With up to 20 percent of San Joaquin Valley farmland likely to come out of fully irrigated production under SGMA, practical alternatives are needed that provide economic returns while meeting groundwater sustainability targets. SGMA-ready crops like wheat and triticale forage are strong candidates for lands that might otherwise be fallowed.

We find that water-limited winter forages can be a viable alternative to fallowing, offering multiple benefits: they give growers an opportunity to generate revenue, keep farmland operational for continued agricultural use, provide options for integrating MAR, and can produce a marketable product with as little as 4 inches of supplemental irrigation in many years and locations. These benefits may be especially appealing when landowners have poor surface water access or are unable to trade groundwater allocations, increasing the likelihood that native groundwater yields would be used on SGMA-ready crops.

However, to be implemented at scale, alternatives to fallowing must make business sense for growers. We anticipate that California’s large dairy and livestock industry could be a source of sustained demand for water-limited forage crops as thirstier summer forage crops are squeezed by pumping cutbacks. In addition, water-limited forages provide non-market benefits such as dust reduction and soil carbon storage that may merit public support. We explore these topics further in a related policy brief (Franklin et al. 2026).

Priority should be given to solutions that are cost effective, evidence based, and socially and economically beneficial to the region. SGMA-ready crops may pay for themselves in many cases. In more marginal cases, policy measures may be warranted to support keeping agricultural land in production based on the public benefits these crops provide compared to fallowing.

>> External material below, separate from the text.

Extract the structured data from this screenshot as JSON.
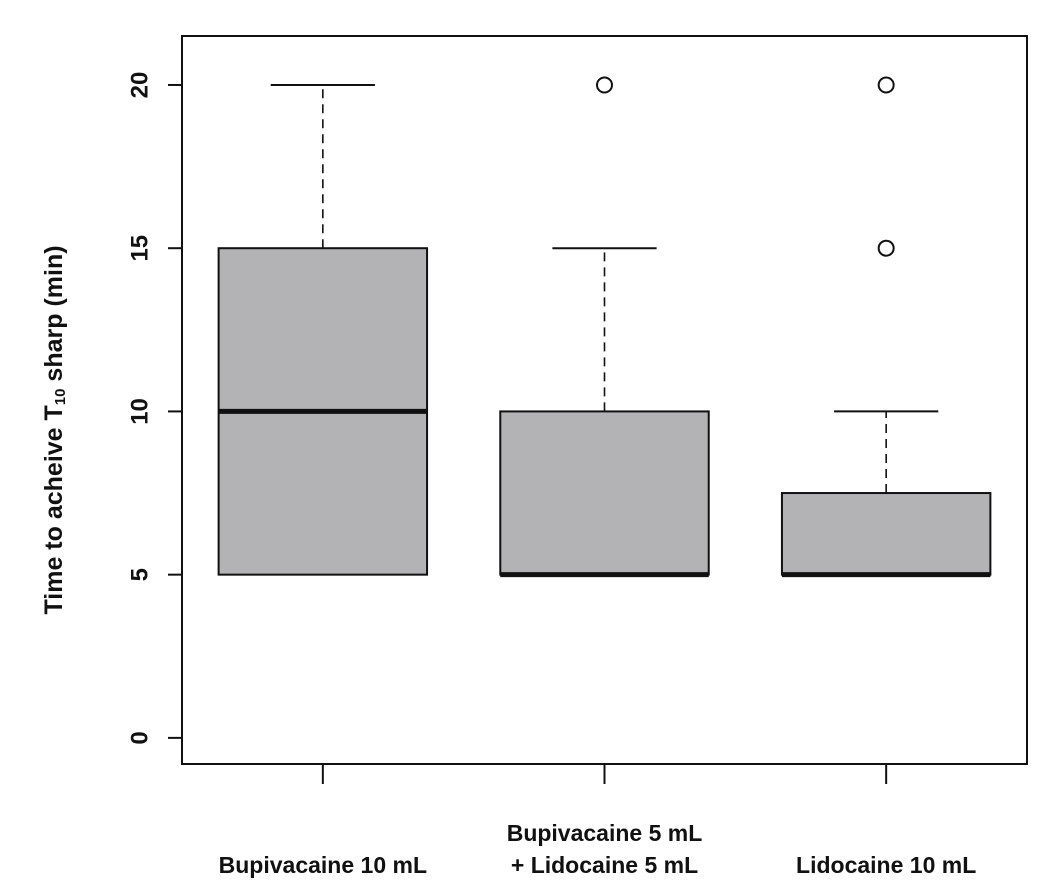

Ultimately, crop transitions represent one piece of a broader SGMA adaptation strategy. A suite of measures will be needed, many of which are already being put into place. Water-limited winter forage crops stand out as practical and immediately available options for growers facing groundwater cutbacks. With targeted management and limited policy support, flexible cropping options can help ease fallowing pressure and put the valley on a path towards beneficial land stewardship, even under challenging conditions.